Der Mann, der selbst aus einem afrikanischen Land stammt, soll sich dort ein neues Leben aufbauen – und nie wieder nach Großbritannien zurückkehren. Das ist zumindest das Vorhaben, das die Regierung unter Premier Rishi Sunak schon lange verspricht und über den auch vor Gerichten gestritten wurde: Den ersten derartigen Flug hatte der Europäische Gerichtshof für Menschenrechte 2022 noch kurz vor dem Abheben gestoppt.

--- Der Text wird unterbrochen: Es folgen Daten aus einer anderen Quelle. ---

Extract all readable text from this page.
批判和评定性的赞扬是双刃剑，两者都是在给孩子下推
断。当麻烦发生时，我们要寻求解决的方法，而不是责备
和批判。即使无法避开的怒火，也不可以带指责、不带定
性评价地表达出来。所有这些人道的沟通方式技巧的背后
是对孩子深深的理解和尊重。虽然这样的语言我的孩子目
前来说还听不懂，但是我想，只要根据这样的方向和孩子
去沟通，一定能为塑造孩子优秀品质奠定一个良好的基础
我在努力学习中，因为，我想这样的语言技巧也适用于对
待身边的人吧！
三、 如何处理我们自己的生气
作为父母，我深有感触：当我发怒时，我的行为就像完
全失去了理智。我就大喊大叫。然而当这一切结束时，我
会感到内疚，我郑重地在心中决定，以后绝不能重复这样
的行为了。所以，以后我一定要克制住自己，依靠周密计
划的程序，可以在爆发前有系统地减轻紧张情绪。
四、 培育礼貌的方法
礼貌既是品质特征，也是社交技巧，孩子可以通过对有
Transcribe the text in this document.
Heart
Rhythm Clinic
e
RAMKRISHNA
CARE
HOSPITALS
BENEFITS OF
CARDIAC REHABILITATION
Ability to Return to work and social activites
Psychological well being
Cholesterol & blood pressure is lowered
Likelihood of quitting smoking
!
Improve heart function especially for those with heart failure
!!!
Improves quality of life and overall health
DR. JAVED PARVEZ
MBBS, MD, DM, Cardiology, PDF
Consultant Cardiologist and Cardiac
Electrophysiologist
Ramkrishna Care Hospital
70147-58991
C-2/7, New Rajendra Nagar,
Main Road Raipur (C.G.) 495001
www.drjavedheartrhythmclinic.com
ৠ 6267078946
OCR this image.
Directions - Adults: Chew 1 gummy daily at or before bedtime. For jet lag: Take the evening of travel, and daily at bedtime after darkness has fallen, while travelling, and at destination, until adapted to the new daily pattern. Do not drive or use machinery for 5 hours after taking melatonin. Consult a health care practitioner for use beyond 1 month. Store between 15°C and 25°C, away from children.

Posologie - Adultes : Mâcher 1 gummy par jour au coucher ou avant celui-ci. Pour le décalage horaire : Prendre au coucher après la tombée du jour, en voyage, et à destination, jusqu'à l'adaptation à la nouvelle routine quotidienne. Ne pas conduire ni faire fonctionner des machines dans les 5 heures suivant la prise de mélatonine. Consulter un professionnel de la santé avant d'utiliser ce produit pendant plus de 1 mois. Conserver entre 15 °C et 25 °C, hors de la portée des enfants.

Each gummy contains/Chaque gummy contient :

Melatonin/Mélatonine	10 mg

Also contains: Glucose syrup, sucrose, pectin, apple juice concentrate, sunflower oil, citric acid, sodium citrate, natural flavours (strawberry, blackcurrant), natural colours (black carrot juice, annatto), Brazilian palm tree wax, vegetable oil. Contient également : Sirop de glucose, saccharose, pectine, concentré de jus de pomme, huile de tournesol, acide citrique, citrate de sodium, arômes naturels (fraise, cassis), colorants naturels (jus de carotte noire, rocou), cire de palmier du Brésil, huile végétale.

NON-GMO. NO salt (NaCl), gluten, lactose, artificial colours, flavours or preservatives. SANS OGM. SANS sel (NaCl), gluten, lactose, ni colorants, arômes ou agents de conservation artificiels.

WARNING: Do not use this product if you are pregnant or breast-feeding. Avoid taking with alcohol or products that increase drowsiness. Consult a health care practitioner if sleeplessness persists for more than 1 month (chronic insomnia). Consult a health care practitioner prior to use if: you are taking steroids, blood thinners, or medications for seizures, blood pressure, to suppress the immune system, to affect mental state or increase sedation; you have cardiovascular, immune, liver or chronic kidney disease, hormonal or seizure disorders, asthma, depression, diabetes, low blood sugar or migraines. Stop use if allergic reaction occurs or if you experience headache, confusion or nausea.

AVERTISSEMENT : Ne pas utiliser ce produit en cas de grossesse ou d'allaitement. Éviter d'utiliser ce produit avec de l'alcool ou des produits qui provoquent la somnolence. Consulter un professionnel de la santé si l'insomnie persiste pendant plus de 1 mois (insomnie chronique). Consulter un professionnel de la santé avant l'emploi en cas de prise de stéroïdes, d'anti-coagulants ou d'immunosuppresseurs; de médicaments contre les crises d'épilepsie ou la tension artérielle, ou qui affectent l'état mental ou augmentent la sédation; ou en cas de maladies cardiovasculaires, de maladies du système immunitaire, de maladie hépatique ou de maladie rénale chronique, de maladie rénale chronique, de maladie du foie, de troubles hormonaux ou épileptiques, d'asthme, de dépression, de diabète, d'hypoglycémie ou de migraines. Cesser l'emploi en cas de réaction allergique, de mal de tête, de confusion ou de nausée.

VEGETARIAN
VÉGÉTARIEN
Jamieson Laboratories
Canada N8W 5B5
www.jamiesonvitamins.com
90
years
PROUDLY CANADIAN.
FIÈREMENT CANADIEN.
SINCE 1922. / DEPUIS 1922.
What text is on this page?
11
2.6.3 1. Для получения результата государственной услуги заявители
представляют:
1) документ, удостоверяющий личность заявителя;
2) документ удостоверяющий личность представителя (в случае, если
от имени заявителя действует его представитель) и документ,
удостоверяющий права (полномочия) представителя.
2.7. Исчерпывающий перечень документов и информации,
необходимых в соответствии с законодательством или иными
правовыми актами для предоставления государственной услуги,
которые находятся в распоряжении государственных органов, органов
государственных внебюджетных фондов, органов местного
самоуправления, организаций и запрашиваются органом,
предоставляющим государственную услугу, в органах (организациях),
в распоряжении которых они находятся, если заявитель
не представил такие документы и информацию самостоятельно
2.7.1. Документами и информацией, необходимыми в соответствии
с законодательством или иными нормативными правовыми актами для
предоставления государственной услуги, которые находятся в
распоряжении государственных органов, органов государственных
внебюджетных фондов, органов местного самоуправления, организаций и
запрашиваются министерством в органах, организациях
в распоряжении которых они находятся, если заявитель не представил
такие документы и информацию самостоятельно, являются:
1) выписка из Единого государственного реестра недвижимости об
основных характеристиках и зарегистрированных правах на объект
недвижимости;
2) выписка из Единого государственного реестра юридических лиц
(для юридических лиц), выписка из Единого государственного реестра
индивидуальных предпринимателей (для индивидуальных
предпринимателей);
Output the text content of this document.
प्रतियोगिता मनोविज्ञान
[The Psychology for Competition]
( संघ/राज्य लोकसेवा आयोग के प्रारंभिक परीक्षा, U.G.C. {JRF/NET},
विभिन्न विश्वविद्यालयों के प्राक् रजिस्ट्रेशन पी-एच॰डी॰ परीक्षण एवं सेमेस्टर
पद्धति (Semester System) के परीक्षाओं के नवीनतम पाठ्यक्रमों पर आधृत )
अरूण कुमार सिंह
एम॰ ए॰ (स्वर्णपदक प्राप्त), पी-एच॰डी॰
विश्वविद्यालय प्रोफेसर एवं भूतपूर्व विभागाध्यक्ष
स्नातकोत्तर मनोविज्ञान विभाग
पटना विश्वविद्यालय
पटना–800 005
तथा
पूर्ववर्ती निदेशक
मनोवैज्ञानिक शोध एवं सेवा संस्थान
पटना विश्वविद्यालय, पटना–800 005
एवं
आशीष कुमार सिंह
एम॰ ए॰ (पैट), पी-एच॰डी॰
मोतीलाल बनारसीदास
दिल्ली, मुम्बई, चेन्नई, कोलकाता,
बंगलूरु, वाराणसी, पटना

Wellen bis nach Österreich
Ganz eingelöst hat Sunak seinen „Ruanda-Plan“, der auch Österreichs Innenminister Gerhard Karner zu ähnlichen Überlegungen inspiriert hat, damit aber noch nicht. Der Abgeschobene, der in der ruandischen Hauptstadt Kigali zunächst im einer Unterkunft namens „Hope Hostel“ untergebracht ist, flog nämlich freiwillig dorthin – und mit finanzieller Unterstützung des Staates. Diese Methodik unterscheidet sich massiv vom Zwangsabschiebeplan, den Sunak vergangene Woche nach langem Streit im Parlament durchgesetzt hatte: Sie sehen vor, dass Asylsuchende unabhängig von ihrer Herkunft und vor allem ohne vorherige Prüfung ihres Asylantrags in das afrikanische Land abgeschoben werden können. Die freiwillig Ausreisenden erhalten allerdings je 3000 Pfund (umgerechnet etwa 3500 Euro) für die Reise.
Ein "Fetisch"
Die Opposition spekuliert nun, dass es sich bei der Aktion wohl um eine Wahlkampfaktion gehandelt haben muss. Am Donnerstag finden in Großbritannien Kommunalwahlen statt, und Sunaks Tories rechnen mit einer herben Niederlage – nicht nur in London, wo ein Labour-Bürgermeister quasi als gesetzt gilt. Selbst die Sun, die selbst über die Abschiebung berichtet hatte, kommentierte, dass der Ruanda-Plan für Sunak zum „Fetisch“ geworden sei, und dass er wegen der Wahlergebnisse mit einer Parteirebellion rechnen müsse.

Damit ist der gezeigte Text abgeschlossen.